The bright side, of course, is that Chiumiento should draw lots of fouls. But he's ruining that by getting a reputation as a diver. Major League Soccer referees hate divers; it's one of the very few things I like about them. They tend, I find, to give the benefit of the doubt to the tackler rather than the tackled with the caveat that they hand out far more cards when offended by a bad challenge. Camilo is finding that out, so is Chiumiento. Just scroll down a couple of posts and take a look at Chiumiento trying to sell that "foul" by Kevin Hatchi, or at Chiumiento's expression of "oh-god-I've-been-shot" as he drags his foot over the leg of a challenger from the Columbus Crew. And already it's hurting him on the field, with genuine fouls against Chiumiento whistled less and less often unless they're truly flagrant. That's not the way it works in every league, but it's the way it works in this one. If Dede is going to dive, he had damned well better pick the right time to do it. Get us a penalty, don't get us a free kick from sixty yards out.

And that's not even what's agitating me most about Chiumiento. For a guy with such skill, his offensive instincts seem surprisingly depressed. Is that why he didn't wind up sticking in Italy? He'll dance through everybody, making an entire Major League Soccer defense look like a bunch of morons, then wind up off on the corner of the box surrounded by four guys with nowhere to go and nothing to do. It's like he realizes he'll need some tricky footwork to get past a defender but doesn't think one step beyond that, to what he'll do after he gets past that defender. He keeps playing himself deeper and deeper into a hole.

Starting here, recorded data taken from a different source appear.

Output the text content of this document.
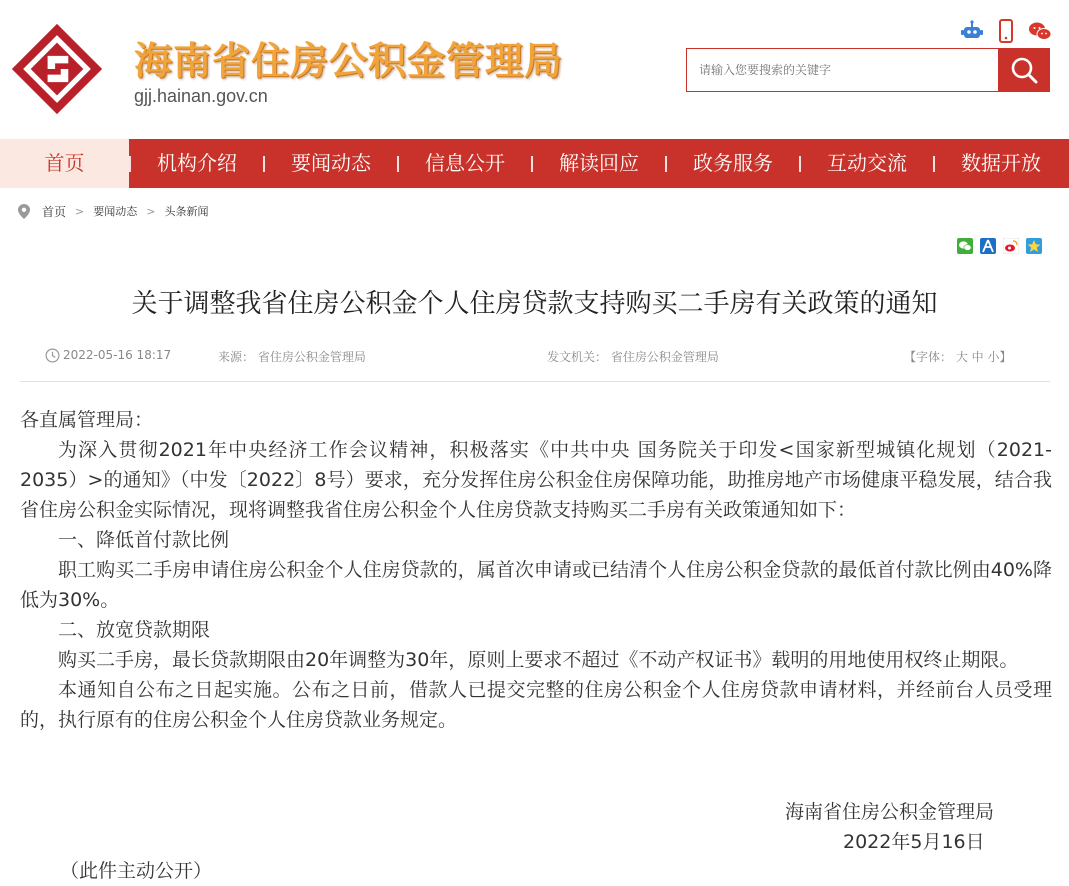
海南省住房公积金管理局
gjj.hainan.gov.cn
请输入您要搜索的关键字
首页	机构介绍	要闻动态	信息公开	解读回应	政务服务	互动交流	数据开放
首页 > 要闻动态 > 头条新闻
关于调整我省住房公积金个人住房贷款支持购买二手房有关政策的通知
2022-05-16 18:17	来源： 省住房公积金管理局	发文机关： 省住房公积金管理局	【字体： 大 中 小】

各直属管理局：

为深入贯彻2021年中央经济工作会议精神，积极落实《中共中央 国务院关于印发<国家新型城镇化规划（2021-2035）>的通知》（中发〔2022〕8号）要求，充分发挥住房公积金住房保障功能，助推房地产市场健康平稳发展，结合我省住房公积金实际情况，现将调整我省住房公积金个人住房贷款支持购买二手房有关政策通知如下：

一、降低首付款比例

职工购买二手房申请住房公积金个人住房贷款的，属首次申请或已结清个人住房公积金贷款的最低首付款比例由40%降低为30%。

二、放宽贷款期限

购买二手房，最长贷款期限由20年调整为30年，原则上要求不超过《不动产权证书》载明的用地使用权终止期限。

本通知自公布之日起实施。公布之日前，借款人已提交完整的住房公积金个人住房贷款申请材料，并经前台人员受理的，执行原有的住房公积金个人住房贷款业务规定。

海南省住房公积金管理局
2022年5月16日
（此件主动公开）
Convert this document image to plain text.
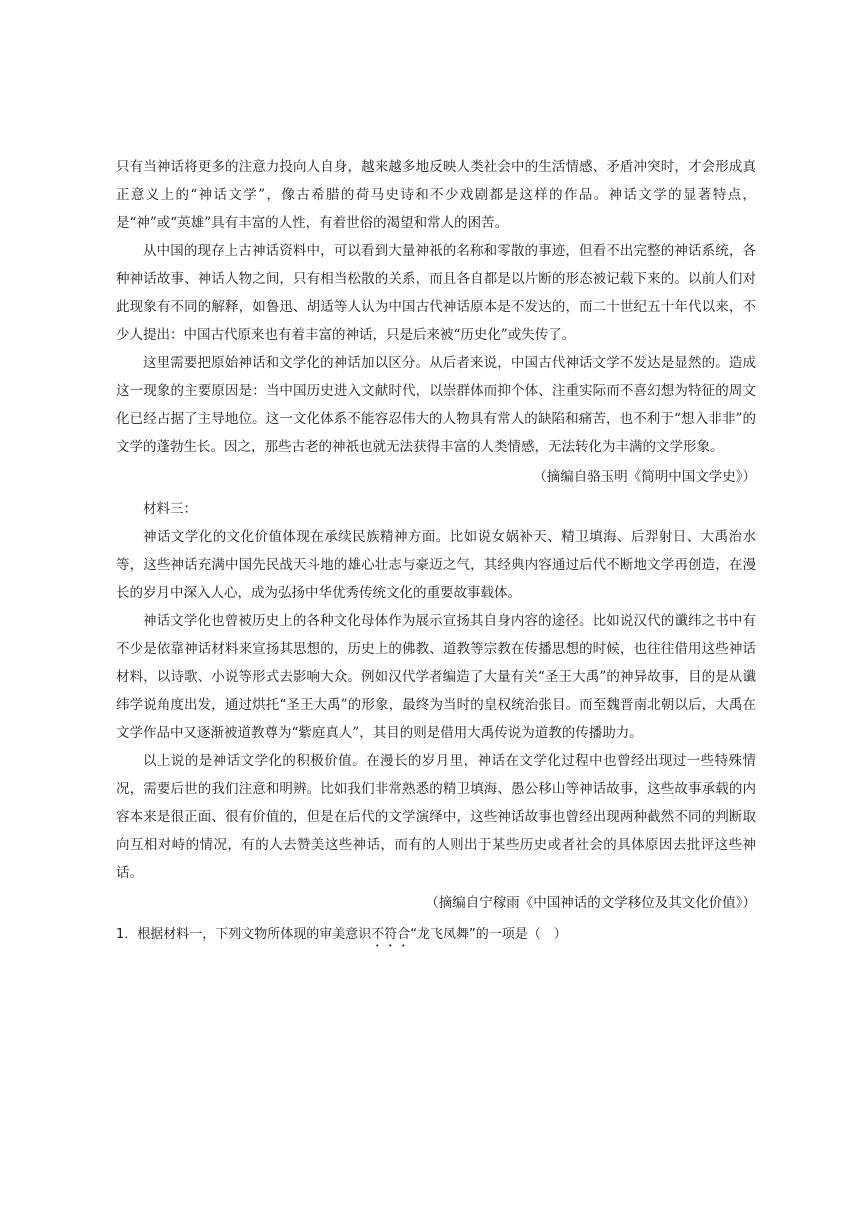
只有当神话将更多的注意力投向人自身，越来越多地反映人类社会中的生活情感、矛盾冲突时，才会形成真正意义上的“神话文学”，像古希腊的荷马史诗和不少戏剧都是这样的作品。神话文学的显著特点，是“神”或“英雄”具有丰富的人性，有着世俗的渴望和常人的困苦。

从中国的现存上古神话资料中，可以看到大量神祇的名称和零散的事迹，但看不出完整的神话系统，各种神话故事、神话人物之间，只有相当松散的关系，而且各自都是以片断的形态被记载下来的。以前人们对此现象有不同的解释，如鲁迅、胡适等人认为中国古代神话原本是不发达的，而二十世纪五十年代以来，不少人提出：中国古代原来也有着丰富的神话，只是后来被“历史化”或失传了。

这里需要把原始神话和文学化的神话加以区分。从后者来说，中国古代神话文学不发达是显然的。造成这一现象的主要原因是：当中国历史进入文献时代，以崇群体而抑个体、注重实际而不喜幻想为特征的周文化已经占据了主导地位。这一文化体系不能容忍伟大的人物具有常人的缺陷和痛苦，也不利于“想入非非”的文学的蓬勃生长。因之，那些古老的神祇也就无法获得丰富的人类情感，无法转化为丰满的文学形象。

（摘编自骆玉明《简明中国文学史》）
材料三：

神话文学化的文化价值体现在承续民族精神方面。比如说女娲补天、精卫填海、后羿射日、大禹治水等，这些神话充满中国先民战天斗地的雄心壮志与豪迈之气，其经典内容通过后代不断地文学再创造，在漫长的岁月中深入人心，成为弘扬中华优秀传统文化的重要故事载体。

神话文学化也曾被历史上的各种文化母体作为展示宣扬其自身内容的途径。比如说汉代的谶纬之书中有不少是依靠神话材料来宣扬其思想的，历史上的佛教、道教等宗教在传播思想的时候，也往往借用这些神话材料，以诗歌、小说等形式去影响大众。例如汉代学者编造了大量有关“圣王大禹”的神异故事，目的是从谶纬学说角度出发，通过烘托“圣王大禹”的形象，最终为当时的皇权统治张目。而至魏晋南北朝以后，大禹在文学作品中又逐渐被道教尊为“紫庭真人”，其目的则是借用大禹传说为道教的传播助力。

以上说的是神话文学化的积极价值。在漫长的岁月里，神话在文学化过程中也曾经出现过一些特殊情况，需要后世的我们注意和明辨。比如我们非常熟悉的精卫填海、愚公移山等神话故事，这些故事承载的内容本来是很正面、很有价值的，但是在后代的文学演绎中，这些神话故事也曾经出现两种截然不同的判断取向互相对峙的情况，有的人去赞美这些神话，而有的人则出于某些历史或者社会的具体原因去批评这些神话。

（摘编自宁稼雨《中国神话的文学移位及其文化价值》）
1．根据材料一，下列文物所体现的审美意识不符合“龙飞凤舞”的一项是（　）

Again, because this is Major League Soccer, this usually works. Defenders chase Chiumiento, he winds up with nowhere to go but realizes that if he can get a pass through there are two or three Whitecaps open, and we get a scoring chance. It's hysterical, but it's also a joy to watch. I love Chiumiento's talent and wouldn't take him out of this lineup for love or money. It's just frustrating to think of what we could get out of him.

Suppose, for example, that Chiumiento started to show some more aggression. He'd decide that he's going for goal, run through a few guys, but keep his face towards the goal, keep going forward, and try to get a shot off. Chiumiento hasn't got a lot of power but with his moves he should be able to get into a great position. Or he could work into the box while a forward familiar with his style, like Eric Hassli or Omar Salgado, just tries to get open so he can get on the end of a short pass. Chiumiento needs to give himself more options for offense.

This is all mental stuff. I don't doubt that, if Davide applies himself, he can start to get most of this down. It's no secret that finesse-first offensive players can have trouble adjusting to Major League Soccer and I actually think Chiumiento's done better than most. But, evne as I delight in his performances, I'm still frustrated sometimes that he isn't getting more.